The recent public discussion of gender equitable distribution of domestic responsibilities raises the question: Why did it take so much longer for equality in the home to become a priority in a nation that prides itself on progressive attitudes regarding gender equality? Perhaps the persistence of gender inequality in the home reflects residual hidden sexism in a culture where the beliefs may not have held pace with changing public norms.
- Kiara Minto
I’ve written before about different types of domestic abuse. New research shows that when people subscribe to traditional social norms about gender and romance, they may be more vulnerable to such abuse.
How traditional gender norms can promote domestic abuse
Gender norms highlight the expected or typical behaviour of a person based on their gender.
Traditional gender norms hold men as strong, dominant protectors and women as kind, nurturing caregivers. Gender norms don’t consider gender diversity or fluidity. Although such norms seem positive—emphasising chivalry towards women, for example—these ideals are restrictive of both men and women. Women’s perceived competence may be lowered, and men may be less able to express their emotions and vulnerability.
Many people who hold traditional views of gender have loving, equal relationships.
For others, gender norms can promote a power imbalance that may manifest as abuse within relationships.
Research has shown that women who endorse traditional gender norms are more likely to experience intimate partner violence in their romantic relationships. The same is true for people who believe in traditional romantic beliefs and norms.
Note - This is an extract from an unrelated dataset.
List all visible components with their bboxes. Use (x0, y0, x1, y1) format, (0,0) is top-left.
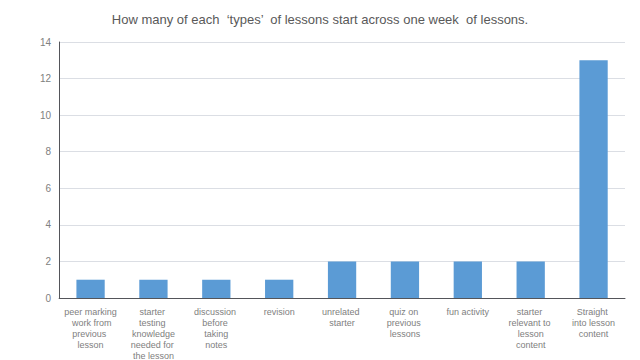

Why subscribing to romantic norms makes some women vulnerable to abuse
Traditional romantic norms emphasise the importance of being in a relationship and promote the ideals of love at first sight, one true love, and love conquers all.
These ideals are ever present in Western cultures. Even in early childhood, Disney movies and fairy tales promote love at first sight and the power of love to triumph over all obstacles to an unrealistic degree. Similar messages persist through teen and adult romance novels and films.
Contrary to intuition, women who accept such romantic norms are actually more likely to experience abuse within their romantic relationships.
When internalised, romantic norms may encourage women, in particular, to view their romantic relationship’s success or failure as a reflection of their own self-worth. That’s when such norms can become dangerous.
Accepting romantic norms may motivate people to ignore or romanticise the warning signs of an abusive relationship.
Possessiveness and jealousy can be easily reframed as romantic rather than controlling.
Popular media Twilight and 50 Shades of Grey, for example, both strongly romanticise controlling behaviours as a sign of passion and commitment. Characters in both series express the desire to restrict the behaviour of their love interest for reasons motivated by jealousy and possessiveness.
But acting on jealousy in this way by controlling who your partner spends time with and when, is a form of abuse.
Where do we go from here?
Differences and complementarity can lead to mutual respect and care. Vulnerability can be a part of intimacy. In contrast, abuse in romantic relationships is typically about control. Traditional gender norms, and idealised romantic norms provide a framework that can be used to justify or romanticise control and power imbalances. As we move forward we need to challenge our understanding of romance and gender. We need to focus on trust and equality as the foundations of healthy romantic relationships.